Food: 7.9 Ambiance: 7.5 Service: 8

No mere novelty stop, Claiborne’s uses low-country cuisine to coax big smiles from its many travel-weary customers.

The renovated train station remains intimately connected to its transit-related past. Watch carefully, and you’ll notice the historic railroad photos all around the main dining room tremble ever so slightly as the passenger and commercial freight lines buzz by on the adjoining railway.

Whether the passing trains bother staff, you’ll never know, since the nametag-sporting (a bit hokey, but informative) servers appear focused on little else than anticipating your every need. Management typically pops by at least once per meal to confirm that everything is progressing smoothly, a formality that is more often than not unnecessary, given the ready amount of genuine hospitality showered upon every table.
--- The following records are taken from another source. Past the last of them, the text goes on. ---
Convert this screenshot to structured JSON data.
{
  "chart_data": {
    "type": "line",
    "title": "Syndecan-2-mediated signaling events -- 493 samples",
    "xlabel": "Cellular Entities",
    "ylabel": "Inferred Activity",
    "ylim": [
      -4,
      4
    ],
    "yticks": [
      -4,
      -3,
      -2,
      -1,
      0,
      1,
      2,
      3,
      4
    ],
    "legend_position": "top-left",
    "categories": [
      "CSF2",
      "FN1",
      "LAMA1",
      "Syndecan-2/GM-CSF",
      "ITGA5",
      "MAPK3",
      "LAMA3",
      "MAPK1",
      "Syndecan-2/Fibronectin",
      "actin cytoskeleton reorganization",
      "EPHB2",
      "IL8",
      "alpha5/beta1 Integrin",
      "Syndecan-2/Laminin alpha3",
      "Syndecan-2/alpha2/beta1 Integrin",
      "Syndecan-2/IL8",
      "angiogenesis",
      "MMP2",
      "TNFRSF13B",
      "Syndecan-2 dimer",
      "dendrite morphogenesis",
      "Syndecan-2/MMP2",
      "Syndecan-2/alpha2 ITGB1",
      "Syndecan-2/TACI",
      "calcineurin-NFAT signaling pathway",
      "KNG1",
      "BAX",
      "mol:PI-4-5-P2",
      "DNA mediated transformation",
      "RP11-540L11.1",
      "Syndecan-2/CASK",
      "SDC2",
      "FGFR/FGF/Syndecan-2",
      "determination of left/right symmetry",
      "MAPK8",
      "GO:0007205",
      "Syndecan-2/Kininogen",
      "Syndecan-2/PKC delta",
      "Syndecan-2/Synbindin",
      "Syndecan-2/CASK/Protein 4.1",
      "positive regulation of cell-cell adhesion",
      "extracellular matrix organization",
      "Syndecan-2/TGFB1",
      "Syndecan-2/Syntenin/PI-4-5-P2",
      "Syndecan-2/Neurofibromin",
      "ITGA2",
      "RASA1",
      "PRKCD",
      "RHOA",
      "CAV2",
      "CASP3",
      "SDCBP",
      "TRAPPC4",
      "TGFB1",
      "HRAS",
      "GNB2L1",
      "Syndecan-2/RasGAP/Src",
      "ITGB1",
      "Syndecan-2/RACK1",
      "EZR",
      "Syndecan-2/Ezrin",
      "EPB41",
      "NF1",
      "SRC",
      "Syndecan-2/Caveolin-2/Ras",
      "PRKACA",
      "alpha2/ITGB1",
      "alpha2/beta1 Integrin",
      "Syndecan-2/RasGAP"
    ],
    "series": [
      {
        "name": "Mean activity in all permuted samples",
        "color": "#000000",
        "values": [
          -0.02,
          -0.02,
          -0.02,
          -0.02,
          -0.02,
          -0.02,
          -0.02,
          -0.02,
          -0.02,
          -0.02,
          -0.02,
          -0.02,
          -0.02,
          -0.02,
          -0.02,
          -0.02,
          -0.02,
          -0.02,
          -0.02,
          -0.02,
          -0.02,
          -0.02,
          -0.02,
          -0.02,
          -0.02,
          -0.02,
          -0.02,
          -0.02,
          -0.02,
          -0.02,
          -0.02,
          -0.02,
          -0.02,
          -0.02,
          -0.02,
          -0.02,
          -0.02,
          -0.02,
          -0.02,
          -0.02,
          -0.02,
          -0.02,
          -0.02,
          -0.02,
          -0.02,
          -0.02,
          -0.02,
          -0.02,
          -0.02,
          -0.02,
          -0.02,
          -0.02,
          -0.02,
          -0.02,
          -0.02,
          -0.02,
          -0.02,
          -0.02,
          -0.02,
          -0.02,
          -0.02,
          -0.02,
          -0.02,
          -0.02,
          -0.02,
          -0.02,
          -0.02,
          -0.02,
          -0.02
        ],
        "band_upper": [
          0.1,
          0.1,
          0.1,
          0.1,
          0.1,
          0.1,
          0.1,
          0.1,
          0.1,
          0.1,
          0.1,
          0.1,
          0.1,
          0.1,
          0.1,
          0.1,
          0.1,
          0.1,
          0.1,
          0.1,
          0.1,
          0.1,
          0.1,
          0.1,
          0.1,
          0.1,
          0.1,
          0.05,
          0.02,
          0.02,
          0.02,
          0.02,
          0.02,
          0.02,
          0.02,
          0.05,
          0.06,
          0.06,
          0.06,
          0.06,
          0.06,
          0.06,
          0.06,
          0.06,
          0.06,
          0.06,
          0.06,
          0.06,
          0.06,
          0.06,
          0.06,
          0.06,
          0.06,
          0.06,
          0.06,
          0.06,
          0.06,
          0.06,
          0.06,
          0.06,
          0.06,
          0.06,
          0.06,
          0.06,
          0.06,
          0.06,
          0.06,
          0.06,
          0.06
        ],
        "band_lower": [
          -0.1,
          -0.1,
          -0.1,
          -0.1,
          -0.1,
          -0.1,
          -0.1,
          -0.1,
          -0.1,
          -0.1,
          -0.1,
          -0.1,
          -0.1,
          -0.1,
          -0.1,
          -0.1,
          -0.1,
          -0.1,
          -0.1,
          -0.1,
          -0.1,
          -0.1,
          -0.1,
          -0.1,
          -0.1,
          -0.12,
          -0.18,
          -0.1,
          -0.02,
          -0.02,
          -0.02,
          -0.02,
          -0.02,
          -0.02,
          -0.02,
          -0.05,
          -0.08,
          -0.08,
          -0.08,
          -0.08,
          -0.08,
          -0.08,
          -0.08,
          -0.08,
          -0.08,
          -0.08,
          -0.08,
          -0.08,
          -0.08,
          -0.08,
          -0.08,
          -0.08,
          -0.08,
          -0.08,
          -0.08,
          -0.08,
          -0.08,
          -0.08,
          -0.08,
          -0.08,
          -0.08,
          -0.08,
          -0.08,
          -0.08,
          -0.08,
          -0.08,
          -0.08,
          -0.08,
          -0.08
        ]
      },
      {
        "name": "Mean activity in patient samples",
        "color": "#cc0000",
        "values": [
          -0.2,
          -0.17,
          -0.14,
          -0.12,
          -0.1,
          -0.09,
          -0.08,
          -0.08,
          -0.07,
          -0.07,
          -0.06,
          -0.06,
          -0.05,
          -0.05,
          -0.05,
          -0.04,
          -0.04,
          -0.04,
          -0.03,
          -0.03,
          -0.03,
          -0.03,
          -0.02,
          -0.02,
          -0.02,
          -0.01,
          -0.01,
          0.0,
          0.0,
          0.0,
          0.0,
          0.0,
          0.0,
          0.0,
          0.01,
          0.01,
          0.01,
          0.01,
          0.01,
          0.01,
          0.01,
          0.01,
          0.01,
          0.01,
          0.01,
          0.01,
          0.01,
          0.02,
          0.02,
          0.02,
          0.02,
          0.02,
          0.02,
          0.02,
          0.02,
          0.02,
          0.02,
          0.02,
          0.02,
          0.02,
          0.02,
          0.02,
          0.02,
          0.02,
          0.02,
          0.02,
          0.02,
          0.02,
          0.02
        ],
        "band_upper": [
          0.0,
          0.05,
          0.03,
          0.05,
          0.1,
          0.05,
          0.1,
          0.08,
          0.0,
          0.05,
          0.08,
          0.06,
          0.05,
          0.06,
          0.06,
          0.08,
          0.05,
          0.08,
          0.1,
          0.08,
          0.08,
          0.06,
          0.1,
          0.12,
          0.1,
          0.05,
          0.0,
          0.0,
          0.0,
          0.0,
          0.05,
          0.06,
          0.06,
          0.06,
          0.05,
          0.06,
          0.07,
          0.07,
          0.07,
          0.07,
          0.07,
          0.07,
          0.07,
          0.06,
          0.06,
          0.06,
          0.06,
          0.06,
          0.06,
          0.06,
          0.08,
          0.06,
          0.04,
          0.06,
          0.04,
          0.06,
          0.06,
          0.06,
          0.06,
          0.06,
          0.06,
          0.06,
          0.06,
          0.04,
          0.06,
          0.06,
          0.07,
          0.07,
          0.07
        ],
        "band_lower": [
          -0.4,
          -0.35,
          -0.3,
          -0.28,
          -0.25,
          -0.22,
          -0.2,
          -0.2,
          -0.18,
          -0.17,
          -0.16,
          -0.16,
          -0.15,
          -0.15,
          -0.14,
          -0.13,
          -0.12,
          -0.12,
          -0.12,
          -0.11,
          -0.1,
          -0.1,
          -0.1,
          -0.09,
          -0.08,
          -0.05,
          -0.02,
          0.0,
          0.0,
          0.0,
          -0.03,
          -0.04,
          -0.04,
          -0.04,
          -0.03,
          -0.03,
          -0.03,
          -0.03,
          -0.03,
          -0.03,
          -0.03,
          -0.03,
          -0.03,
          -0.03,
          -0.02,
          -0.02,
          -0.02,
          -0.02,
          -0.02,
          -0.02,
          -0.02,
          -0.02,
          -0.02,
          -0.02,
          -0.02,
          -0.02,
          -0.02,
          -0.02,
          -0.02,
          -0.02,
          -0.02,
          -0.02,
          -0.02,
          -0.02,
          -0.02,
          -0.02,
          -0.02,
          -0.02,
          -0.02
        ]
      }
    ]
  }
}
The menu weaves together Southern favorites from land, sea and air.

Chevre lovers can climb the fried green tomato tower straight to heaven, as the skyward-reaching vegetable rounds arrive affixed with bounteous scoops of potent goat cheese. A crunchy catfish plate brings two whopping cornmeal-crusted filets set afloat on piquant tasso gravy (creamy bliss) and accompanied by some seriously garlicky collard greens. One harvesty platter summons medallions of cider-spiked swine (tender and oh-so-sweet) flanked by garlic mashed potatoes and braised cabbage.

Cigar enthusiasts, take note: After-dinner stogies can now only be enjoyed outside, given that the entire restaurant went smoke-free this summer.

(August 2006)

By Warren Rojas

F 8.1   A 7.3   S 8.0

A Southern respite accessible by car or rail, Claiborne's comforts weary travelers with authentic low-country fare.

The bright red brick building rests beneath an active commuter and cargo railway line (don't mind the occasional rumbling). The interior resembles a fanciful old rail car, boasting a minuscule lounge at one end and a fairly accommodating central dining room.

Polite young servers in starched white shirts and dark aprons dispense hospitality and friendly advice with the utmost ease. Meanwhile, homeward-bound commuters get their dose of daily affirmation from grinning bartenders with charm to spare.

Quick bites include homemade crab dip cut with horseradish or a tasty chicken salad melt. Crawfish casserole gets buried under too much molten cheese but is salvaged by some jolly sweet potato hush puppies. Traditional shrimp and grits-available as both an appetizer or a full meal-brings jumbo shrimp, smoked sausage and mushrooms in soupy grits that are not quite perfect (I prefer a finer grind), but still better than most. Noteworthy closers include a decadent caramel-chocolate cake draped in fudge and crunchy pecans as well as key lime pie.